Yesterday we broke down BC’s “thriving” economy, revealing that most of its growth was in real estate. Today we thought we would do the same for Ontario. After all, Ontario is the economic engine of Canada, so it can’t be depending solely on Toronto real estate for its economic growth, can it? Turns out, Ontario’s economy isn’t doing that much better than BC’s.
Our latest annual GDP numbers indicate 18% of all growth was in real estate transactions. That’s right, almost 1/5 of Ontario’s growth was selling or renting real estate. While it would be nice if we all just sold houses to each other, we’re building a pretty lopsided economy and we really should be asking “what’s next?”.
Ontario’s GDP By Industry
Financial Growth Related To Mortgages
19% of Ontario’s provincial growth was in finance and insurance – an industry also tied to real estate. While Canada’s banks have historically been very conservative pillars, there’s mounting evidence that Canada’s big 5 are preparing for a market correction in the near term. This excludes the multi-billion dollar mortgage fraud situation we’ve been discussing.
Construction is tied to real estate in an obvious way, and this represented approximately 12% of Ontario’s GDP growth. In the event of a real estate crash, this industry isn’t likely to continue the breakneck growth we’ve been seeing. For those of you keeping track, that’s 49% of all growth tied to real estate.
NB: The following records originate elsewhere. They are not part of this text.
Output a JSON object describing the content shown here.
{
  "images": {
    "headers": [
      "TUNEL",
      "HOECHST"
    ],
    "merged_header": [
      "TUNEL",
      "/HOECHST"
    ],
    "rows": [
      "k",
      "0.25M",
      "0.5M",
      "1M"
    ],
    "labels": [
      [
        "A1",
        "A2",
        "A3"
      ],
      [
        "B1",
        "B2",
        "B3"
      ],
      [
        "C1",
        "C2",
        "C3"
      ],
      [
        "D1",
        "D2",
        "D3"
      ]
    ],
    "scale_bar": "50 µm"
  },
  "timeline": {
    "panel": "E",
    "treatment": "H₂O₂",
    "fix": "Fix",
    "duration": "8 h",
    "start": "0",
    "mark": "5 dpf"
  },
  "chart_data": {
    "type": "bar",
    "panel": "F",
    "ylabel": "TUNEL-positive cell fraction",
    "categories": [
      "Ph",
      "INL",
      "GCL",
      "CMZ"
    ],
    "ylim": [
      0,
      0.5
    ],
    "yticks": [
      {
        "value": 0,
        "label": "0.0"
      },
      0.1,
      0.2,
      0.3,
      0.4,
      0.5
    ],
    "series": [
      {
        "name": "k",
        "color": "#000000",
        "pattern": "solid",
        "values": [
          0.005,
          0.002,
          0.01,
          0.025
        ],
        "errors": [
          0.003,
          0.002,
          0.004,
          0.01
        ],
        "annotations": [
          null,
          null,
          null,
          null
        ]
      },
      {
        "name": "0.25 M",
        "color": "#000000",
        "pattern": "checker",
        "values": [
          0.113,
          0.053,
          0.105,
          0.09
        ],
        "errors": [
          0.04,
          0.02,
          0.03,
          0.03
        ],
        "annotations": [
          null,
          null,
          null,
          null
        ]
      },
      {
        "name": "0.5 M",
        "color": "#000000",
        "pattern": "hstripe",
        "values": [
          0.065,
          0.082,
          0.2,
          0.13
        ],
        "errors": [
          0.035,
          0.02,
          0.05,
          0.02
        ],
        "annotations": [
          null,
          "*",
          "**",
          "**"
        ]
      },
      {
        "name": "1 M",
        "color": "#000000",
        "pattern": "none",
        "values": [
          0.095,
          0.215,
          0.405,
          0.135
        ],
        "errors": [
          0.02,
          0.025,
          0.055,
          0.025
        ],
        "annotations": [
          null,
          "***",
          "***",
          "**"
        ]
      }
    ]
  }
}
Starting to look a little scary? It gets worse.
This wouldn’t be terrible if the other 51% was meaningful growth, but a good portion of it isn’t. Unfortunately, 8% of the province’s growth came from retail, a generally low paying industry. And another 8% came from manufacturing, an industry with unsustainably high subsidies for wages.
Our government advocates more education to get a ‘good’ job, but it seems they’re only fostering industries that don’t necessarily utilize that education. If all of our growth is focused in just a few areas, where does this generation fit in?
We Need To Ask More Questions
This isn’t meant as a malicious critique, but rather an observation we found interesting. Millennials often receive a lot of flak, claiming that they’ve been greedily sitting out of the economic growth. In actuality, there isn’t much growth outside of one industry, so if they don’t want to join the 42,000+ real estate agents in Toronto, there isn’t really a whole lot of places for them to participate. Now, with Canada’s financial regulators acknowledging that the real estate heyday might be coming to a catastrophic end, people need to ask the province, how much of Ontario’s “thriving” industry has been smoke and mirrors all along?